The church of Santa Maria delle anime del Purgatorio ad Arco, one of the main baroque monuments of Naples, is located in via Tribunali. The fame and importance of this church, already famous in the seventeenth century, are mainly related to its Baroque decoration, centered on funeral themes, and the cult of the deceased.
The church was built in the seventeenth century, when the cult of the dead reached its peak, thanks to the initiative of a confraternity founded in 1604 with the intent to raise funds for the celebration of masses of suffrage, the project was entrusted to the great sculptor and architect Cosimo Fanzago.
Funerary motifs recur on the facade, on the outside tapestries with skulls and bronze crossbones, often adorned with fresh flowers and inside.
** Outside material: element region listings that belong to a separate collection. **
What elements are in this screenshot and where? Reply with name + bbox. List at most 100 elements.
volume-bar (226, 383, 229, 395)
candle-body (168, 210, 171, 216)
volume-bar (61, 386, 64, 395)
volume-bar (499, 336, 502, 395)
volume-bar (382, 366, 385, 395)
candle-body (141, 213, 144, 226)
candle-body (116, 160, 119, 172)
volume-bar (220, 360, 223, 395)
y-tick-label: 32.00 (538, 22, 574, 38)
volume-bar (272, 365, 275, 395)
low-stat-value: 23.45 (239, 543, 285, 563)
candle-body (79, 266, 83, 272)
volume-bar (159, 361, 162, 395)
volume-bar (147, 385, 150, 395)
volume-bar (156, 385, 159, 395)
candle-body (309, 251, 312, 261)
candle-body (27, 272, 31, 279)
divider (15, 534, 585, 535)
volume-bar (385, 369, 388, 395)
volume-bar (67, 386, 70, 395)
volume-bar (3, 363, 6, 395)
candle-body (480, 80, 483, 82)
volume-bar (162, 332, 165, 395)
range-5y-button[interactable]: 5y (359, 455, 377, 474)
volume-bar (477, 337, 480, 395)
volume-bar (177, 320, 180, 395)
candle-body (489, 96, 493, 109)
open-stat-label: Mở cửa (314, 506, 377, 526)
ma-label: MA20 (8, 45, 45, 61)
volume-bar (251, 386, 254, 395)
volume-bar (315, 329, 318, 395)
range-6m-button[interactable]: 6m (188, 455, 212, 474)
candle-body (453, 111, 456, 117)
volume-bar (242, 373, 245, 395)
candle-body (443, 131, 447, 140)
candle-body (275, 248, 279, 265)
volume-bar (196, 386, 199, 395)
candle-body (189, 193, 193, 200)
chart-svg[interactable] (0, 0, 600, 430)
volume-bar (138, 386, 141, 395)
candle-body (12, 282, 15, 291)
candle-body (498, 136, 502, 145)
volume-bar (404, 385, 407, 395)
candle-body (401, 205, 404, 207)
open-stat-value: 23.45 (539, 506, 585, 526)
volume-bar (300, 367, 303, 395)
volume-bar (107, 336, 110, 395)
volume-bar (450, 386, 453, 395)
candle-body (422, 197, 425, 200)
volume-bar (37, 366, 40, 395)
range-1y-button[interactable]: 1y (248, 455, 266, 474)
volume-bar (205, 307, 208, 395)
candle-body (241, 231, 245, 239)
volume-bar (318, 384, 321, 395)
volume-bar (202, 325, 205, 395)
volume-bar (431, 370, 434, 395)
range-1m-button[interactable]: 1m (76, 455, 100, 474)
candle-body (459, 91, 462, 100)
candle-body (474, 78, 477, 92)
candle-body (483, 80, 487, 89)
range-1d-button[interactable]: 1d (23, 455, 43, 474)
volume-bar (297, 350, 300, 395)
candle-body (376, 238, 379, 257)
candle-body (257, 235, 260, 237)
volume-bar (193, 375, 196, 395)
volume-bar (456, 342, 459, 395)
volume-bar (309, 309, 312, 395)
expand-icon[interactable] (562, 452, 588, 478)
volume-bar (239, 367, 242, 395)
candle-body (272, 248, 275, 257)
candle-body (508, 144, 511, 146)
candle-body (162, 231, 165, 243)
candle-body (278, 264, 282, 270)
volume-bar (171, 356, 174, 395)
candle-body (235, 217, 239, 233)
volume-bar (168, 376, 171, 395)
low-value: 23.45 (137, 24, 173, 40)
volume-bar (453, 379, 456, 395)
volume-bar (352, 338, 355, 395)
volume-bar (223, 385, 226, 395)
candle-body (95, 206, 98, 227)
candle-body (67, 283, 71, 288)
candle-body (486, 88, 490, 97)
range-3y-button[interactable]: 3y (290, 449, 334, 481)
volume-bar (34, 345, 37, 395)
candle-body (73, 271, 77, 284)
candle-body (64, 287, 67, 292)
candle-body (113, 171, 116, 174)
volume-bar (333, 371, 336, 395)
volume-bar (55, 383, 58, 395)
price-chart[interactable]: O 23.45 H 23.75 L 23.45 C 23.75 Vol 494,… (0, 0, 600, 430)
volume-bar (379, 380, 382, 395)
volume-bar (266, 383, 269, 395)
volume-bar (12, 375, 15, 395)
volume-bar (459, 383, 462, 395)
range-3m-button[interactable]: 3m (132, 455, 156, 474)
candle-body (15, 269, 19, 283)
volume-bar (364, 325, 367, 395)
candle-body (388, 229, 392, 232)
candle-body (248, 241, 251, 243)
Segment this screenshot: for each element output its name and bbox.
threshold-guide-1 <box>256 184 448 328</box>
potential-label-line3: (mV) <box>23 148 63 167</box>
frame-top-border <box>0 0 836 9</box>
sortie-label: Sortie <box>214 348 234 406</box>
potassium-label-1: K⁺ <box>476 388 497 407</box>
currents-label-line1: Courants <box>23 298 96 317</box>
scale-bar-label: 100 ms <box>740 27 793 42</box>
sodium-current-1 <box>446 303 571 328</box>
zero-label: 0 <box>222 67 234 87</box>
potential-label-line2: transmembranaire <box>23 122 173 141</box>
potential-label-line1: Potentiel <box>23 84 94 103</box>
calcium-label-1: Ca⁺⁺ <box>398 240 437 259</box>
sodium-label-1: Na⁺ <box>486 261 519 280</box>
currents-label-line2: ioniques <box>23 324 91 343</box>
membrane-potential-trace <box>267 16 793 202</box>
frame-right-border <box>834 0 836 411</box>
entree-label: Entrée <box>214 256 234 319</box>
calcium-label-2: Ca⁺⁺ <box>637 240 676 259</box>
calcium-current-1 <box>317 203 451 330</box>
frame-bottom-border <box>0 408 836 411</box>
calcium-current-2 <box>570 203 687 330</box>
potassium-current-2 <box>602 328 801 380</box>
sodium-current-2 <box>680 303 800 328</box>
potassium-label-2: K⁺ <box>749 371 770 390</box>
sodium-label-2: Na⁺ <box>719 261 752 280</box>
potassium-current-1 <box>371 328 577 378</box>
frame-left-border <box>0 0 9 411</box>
The church has a single nave, three side chapels and an apse surmounted by a dome, where the magnificence of Baroque art and funerary symbols match perfectly. Inside, covered with polychrome marbles, it is possible to admire important works of art; in the third right chapel, The Death of St. Alexis (1661) by Luca Giordano, in the presbytery the beautiful marbles by Dioniso Lazzari (1655-69), of which the sculpted motif with skull and bones behind the eighteenth-century high altar is impressive; The altarpiece presents The Madonna with the Souls in the Purgatory by Massimo Stanzione and, above, St. Anne and Mary at the feet of the Eternal Father by Giacomo Farelli; on the left, one of the masterpieces by the sculptor Andrea Falcone, the tomb of Giulio Mastrilli, one of the main benefactors of the confraternity, who died in 1652.
In the third chapel on the left is the work of Andrea Vaccaro Transito di San Giuseppe, in the first chapel of San Michele di Gerolamo de Magistro.
The interior, the sacristy and the oratory of the Immaculate and the hypogeum, house the museum of the Opera Pia Purgatorio ad Arco, which exhibits liturgical objects, vestments, chalices, books, furnishings of the celebrations and other testimonies ranging from the seventeenth to the nineteenth century.
A staircase to the left of the entrance leads to the large hypogeum, where there are burials dating back to the seventeenth, eighteenth, nineteenth centuries, the object of popular veneration.
Until a few years ago, the most famous part of the church was the cemetery below, thanks to the survival of a religious practice deeply rooted in the city, the cult of the so-called “souls of purgatory”, also called “pezzentelle souls”, a cult aimed particularly at the anonymous dead and without relatives, considered intermediaries between mortals and official deities.
The devotees took care of their material remains, in particular the skulls, the so-called “capozzelle“; this guaranteed peace to the dead who offered, in exchange for treatment, protection and advice on problems, concerns and even frivolous issues, such as numbers to play the lottery and love affairs.
This practice also took place in the crypt of Sant’Agostino alla Zecca, in that of San Pietro ad Aram and in the cemetery of the Fontanelle.
Address: Tribunali, 39 (street)
Church: Monday to Saturday from 10.00 a.m. to 2.00 p.m.